Hier in Alanya – en vermoedelijk geldt dat voor veel plaatsen aan de Turkse Riviera – zijn veel Turken allesbehalve gelukkig met president Erdohans openbare optreden in de afgelopen week. Het gevolg is namelijk meteen meetbaar: de toeristenstroom vanuit Nederland, en vanuit West-Europa in het algemeen, die het afgelopen jaar vanwege de angst voor aanslagen toch al aanzienlijk gereduceerd was, lijkt momenteel bijna volledig op te drogen. Mijn Turkse vrienden schamen zich voor de grote bek die hun president heeft opgezet. De relatie tussen de buitenlanders hier en de Turkse bevolking is over het algemeen bijzonder hartelijk en dat wil men van beide kanten graag zo houden.
Toch hoor ik hier en daar ook wel andere geluiden. Ik vermoed dat dit te maken heeft met het feit, dat Nederland voor het oog van de wereld een paar Turkse ministers zichtbaar gezichtsverlies heeft bezorgd. In een cultuur waarin eer en schaamte buitengewoon belangrijk zijn, wordt dat hoog opgenomen. Maar de meeste mensen in mijn omgeving draaien er niet om heen dat ze zich vooral ernstig generen voor de uitlatingen van hun regeringsleider. Ik ben benieuwd wat dit alles straks op de 16 Nisan gaat betekenen voor het grote referendum dat hier in Turkije gehouden gaat worden en dat moet uitmaken of Erdohan meer absolute macht gaat krijgen.

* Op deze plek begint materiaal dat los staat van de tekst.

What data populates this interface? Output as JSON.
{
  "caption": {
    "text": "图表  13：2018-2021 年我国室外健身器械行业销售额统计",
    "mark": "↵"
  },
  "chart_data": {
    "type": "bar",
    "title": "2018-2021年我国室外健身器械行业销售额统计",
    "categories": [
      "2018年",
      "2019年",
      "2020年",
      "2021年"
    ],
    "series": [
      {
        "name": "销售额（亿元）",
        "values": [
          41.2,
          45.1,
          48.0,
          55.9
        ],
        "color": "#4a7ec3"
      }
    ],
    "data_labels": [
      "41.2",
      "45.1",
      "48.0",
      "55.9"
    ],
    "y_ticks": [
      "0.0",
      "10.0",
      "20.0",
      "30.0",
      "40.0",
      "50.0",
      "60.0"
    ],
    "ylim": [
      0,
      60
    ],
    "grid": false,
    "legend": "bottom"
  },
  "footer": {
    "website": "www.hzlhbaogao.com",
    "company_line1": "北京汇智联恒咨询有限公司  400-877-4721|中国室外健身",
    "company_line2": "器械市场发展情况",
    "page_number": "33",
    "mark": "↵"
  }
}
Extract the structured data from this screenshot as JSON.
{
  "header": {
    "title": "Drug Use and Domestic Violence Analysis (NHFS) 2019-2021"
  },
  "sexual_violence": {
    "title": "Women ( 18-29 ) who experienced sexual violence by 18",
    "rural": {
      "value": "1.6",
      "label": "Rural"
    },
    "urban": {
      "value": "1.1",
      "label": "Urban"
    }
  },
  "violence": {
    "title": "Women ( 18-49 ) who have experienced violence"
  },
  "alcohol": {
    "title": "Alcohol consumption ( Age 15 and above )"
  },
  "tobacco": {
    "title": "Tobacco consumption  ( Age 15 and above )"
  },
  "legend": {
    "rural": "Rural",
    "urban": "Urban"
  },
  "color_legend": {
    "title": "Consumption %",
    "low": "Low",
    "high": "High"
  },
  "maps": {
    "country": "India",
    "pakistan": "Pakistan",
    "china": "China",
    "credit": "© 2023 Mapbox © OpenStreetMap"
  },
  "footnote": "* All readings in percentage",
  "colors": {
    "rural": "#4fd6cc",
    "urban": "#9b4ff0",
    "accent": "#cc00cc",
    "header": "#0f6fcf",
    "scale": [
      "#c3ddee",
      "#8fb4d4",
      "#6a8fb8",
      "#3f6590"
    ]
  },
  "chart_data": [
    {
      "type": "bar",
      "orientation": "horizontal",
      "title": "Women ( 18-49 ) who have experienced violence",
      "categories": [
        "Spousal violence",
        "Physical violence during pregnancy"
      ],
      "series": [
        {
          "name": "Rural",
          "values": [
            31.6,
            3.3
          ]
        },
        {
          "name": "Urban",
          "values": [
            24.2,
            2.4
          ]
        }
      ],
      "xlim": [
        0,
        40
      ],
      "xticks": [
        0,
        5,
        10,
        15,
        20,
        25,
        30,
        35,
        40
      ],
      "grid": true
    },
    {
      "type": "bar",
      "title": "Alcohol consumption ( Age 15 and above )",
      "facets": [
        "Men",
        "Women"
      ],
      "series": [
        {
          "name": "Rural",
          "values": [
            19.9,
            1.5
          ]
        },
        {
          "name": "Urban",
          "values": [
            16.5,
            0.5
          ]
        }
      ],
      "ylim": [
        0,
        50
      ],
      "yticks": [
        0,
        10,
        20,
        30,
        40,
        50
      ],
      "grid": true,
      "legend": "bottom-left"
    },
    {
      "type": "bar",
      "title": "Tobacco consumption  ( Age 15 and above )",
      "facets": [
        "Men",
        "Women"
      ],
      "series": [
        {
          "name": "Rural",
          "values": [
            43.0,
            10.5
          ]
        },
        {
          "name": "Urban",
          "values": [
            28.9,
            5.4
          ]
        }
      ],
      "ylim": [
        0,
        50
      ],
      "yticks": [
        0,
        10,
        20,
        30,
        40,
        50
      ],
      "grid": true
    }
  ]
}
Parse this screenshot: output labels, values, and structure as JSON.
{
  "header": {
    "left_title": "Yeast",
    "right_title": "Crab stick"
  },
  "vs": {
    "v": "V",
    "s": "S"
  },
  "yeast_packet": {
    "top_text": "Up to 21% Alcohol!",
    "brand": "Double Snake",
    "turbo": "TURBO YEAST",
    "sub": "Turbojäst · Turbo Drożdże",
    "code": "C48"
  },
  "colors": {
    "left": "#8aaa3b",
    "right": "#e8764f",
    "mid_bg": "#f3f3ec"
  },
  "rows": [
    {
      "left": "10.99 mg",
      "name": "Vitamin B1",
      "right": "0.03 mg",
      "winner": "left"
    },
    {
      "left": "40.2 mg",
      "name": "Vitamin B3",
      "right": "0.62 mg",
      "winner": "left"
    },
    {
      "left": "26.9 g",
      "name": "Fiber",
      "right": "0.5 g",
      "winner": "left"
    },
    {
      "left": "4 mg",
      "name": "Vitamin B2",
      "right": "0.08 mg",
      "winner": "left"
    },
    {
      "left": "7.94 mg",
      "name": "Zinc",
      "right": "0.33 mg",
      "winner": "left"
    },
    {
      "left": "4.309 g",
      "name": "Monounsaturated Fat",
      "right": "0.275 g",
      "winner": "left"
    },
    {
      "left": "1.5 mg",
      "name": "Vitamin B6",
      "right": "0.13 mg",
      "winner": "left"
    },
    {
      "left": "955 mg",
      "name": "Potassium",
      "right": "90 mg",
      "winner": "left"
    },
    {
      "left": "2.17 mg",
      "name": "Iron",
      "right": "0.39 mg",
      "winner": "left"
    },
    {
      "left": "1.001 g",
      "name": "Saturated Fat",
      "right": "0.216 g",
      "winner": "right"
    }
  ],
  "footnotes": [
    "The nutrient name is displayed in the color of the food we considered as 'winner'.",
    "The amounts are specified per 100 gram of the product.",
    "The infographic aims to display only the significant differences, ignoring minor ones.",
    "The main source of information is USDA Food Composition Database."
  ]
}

Intussen moeten we in Nederland de Turkse president misschien toch een beetje dankbaar zijn. Ongewild heeft hij bijgedragen aan het besef, dat we, zolang we het voor het kiezen hebben, het gezicht van ons land liever niet bepaald zien door iemand die meent dat je maar van alles over anderen mag schreeuwen. Van mij persoonlijk had de verkiezingsuitslag nog wel ietsje groener en linkser gemogen, maar ik ben heel blij dat in elk geval gezond verstand en beschaving gewonnen hebben.